Leben und Wirken[Bearbeiten | Quelltext bearbeiten]

Zusammen mit seinem älteren Bruder wächst Hans Müncheberg in der Familie eines Templiner Friseurmeisters auf. Im Frühjahr 1938 wird er beim Spielen von einem fehlgesteuerten PKW angefahren und erleidet eine schwere Schädelverletzung mit Gedächtnisauslöschung. Innerhalb eines Jahres kann er den Lernrückstand aufholen und wird 10-jährig für eine Ausbildung an der Nationalpolitischen Erziehungsanstalt (NPEA/ Napola) in Potsdam ausgewählt. Sein Versuch, sich den dortigen Drangsalierungen durch Flucht nach Hause zu entziehen, scheitert. Auch im geglückten Fall hätte seine 1942 inzwischen geschiedene Mutter nicht das Schulgeld für einen zweiten Sohn am Joachimsthalschen Gymnasium Templin aufbringen können – für die Napola-Ausbildung war Hans Müncheberg eine Freistelle eingeräumt worden. 1945 wird er von Potsdam aus im Rahmen des einer Versehrteneinheit der Waffen-SS unterstellten Volkssturms in der Verteidigungsschlacht um Berlin eingesetzt, bei der der 15-Jährige am 2. Mai bei Staaken mit schwerer Verwundung nur knapp dem Tode entgeht.
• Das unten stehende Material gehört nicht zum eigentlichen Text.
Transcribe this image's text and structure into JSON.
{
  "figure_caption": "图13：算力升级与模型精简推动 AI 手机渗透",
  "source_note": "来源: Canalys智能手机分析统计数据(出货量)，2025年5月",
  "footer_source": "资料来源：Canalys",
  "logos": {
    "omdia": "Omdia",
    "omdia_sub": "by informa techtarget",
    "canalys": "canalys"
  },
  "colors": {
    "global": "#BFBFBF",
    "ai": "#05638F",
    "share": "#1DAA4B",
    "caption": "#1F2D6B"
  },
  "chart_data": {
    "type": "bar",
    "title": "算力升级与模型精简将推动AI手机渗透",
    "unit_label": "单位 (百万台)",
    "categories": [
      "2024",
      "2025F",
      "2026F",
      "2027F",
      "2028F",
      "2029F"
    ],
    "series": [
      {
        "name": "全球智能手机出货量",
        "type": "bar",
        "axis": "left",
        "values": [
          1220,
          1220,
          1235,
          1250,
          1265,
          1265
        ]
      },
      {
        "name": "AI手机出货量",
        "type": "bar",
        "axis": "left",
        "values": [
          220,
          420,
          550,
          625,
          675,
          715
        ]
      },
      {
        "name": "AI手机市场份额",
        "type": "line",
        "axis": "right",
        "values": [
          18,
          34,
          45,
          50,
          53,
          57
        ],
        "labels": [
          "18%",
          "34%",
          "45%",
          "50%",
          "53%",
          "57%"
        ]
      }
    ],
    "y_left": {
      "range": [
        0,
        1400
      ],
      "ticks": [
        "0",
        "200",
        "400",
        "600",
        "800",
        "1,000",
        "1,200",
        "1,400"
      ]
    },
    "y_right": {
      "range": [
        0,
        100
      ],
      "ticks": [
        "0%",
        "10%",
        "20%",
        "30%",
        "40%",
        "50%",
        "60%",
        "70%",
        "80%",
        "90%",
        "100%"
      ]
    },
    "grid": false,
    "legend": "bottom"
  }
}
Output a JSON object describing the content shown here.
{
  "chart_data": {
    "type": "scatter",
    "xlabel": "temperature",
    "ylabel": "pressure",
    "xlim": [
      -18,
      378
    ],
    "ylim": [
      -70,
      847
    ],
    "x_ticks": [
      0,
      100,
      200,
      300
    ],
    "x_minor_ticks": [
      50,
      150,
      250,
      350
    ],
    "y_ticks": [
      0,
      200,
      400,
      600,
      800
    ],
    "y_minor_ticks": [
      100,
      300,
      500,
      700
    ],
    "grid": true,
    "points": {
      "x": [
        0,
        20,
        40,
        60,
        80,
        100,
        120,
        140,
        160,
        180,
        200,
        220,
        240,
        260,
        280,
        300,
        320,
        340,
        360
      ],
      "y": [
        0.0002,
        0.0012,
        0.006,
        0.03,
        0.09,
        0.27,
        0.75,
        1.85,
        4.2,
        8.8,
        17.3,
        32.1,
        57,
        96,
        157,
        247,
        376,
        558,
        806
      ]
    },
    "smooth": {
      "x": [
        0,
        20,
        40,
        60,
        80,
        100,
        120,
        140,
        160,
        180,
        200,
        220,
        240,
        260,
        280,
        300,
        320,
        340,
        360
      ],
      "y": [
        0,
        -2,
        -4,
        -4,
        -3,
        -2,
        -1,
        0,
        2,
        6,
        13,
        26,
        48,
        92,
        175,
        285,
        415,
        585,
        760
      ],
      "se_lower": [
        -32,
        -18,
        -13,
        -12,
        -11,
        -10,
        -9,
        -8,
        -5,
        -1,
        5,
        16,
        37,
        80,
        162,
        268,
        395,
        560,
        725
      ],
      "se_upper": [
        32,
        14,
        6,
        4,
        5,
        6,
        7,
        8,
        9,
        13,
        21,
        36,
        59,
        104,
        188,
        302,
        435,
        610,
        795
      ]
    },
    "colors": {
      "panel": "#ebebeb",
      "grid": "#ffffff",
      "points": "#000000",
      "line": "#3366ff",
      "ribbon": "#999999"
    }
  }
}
Nach der bedingungslosen Kapitulation der Wehrmacht gelingt es ihm, sich nach Templin durchzuschlagen, wo er zunächst in der Landwirtschaft arbeitet.

1946 kann er am Joachimsthalschen Gymnasium die Schule fortsetzen und 1948 das Abitur machen. Nachdem ihm als Napola-Zögling ein naturwissenschaftliches Studium verweigert worden ist und er einen Arbeitseinsatz im Stahlwerk Riesa absolviert hat, erreicht ihn die Genehmigung für ein Lehrerstudium. Von 1949 bis 1951 studiert er an der Humboldt-Universität zu Berlin Pädagogik (Mathematik/Physik). Die Dozentin Gertrud Rosenow registriert Münchebergs schriftstellerisches Talent und erwirkt für ihn eine zusätzliche Studienerlaubnis für Germanistik, was ihm eine anschließende Tätigkeit als Dramaturgieassistent bei der DEFA ermöglicht. Bei einem Personalgespräch im Dezember 1952, in dem Müncheberg sein Interesse für ein geplantes Kinderfilmstudio bekundet, erklärt ihm der neu eingesetzte DEFA-Hauptdirektor Hans Rodenberg, ob er denn nicht wisse, dass er als Schüler einer faschistischen Erziehungsanstalt mit dem Zusammenbruch Hitlerdeutschlands sein Leben verwirkt habe und 1945 hätte erschossen werden müssen? Er werde ihn auf keinen Fall in ein so junges DEFA-Kollektiv eintreten lassen. Auf Münchebergs Entgegnung, dann wenigstens ins Fernsehzentrum Adlershof wechseln zu dürfen, bekommt er zur Antwort: „Wenn man Sie will... Dort können Sie vorläufig keinen Schaden anrichten.“[2] Zwei Monate hängt Münchebergs berufliche Laufbahn in der Luft. Seine Anstellung als Fernseh-Dramaturg kommt schließlich nur durch die Fürsprache des Intendanten Hermann Zilles zustande, der ihn aus seiner Autorenarbeit für die live gesendeten Dorf- und Betriebsabende des Berliner Rundfunks im Funkhaus Masurenallee kennt.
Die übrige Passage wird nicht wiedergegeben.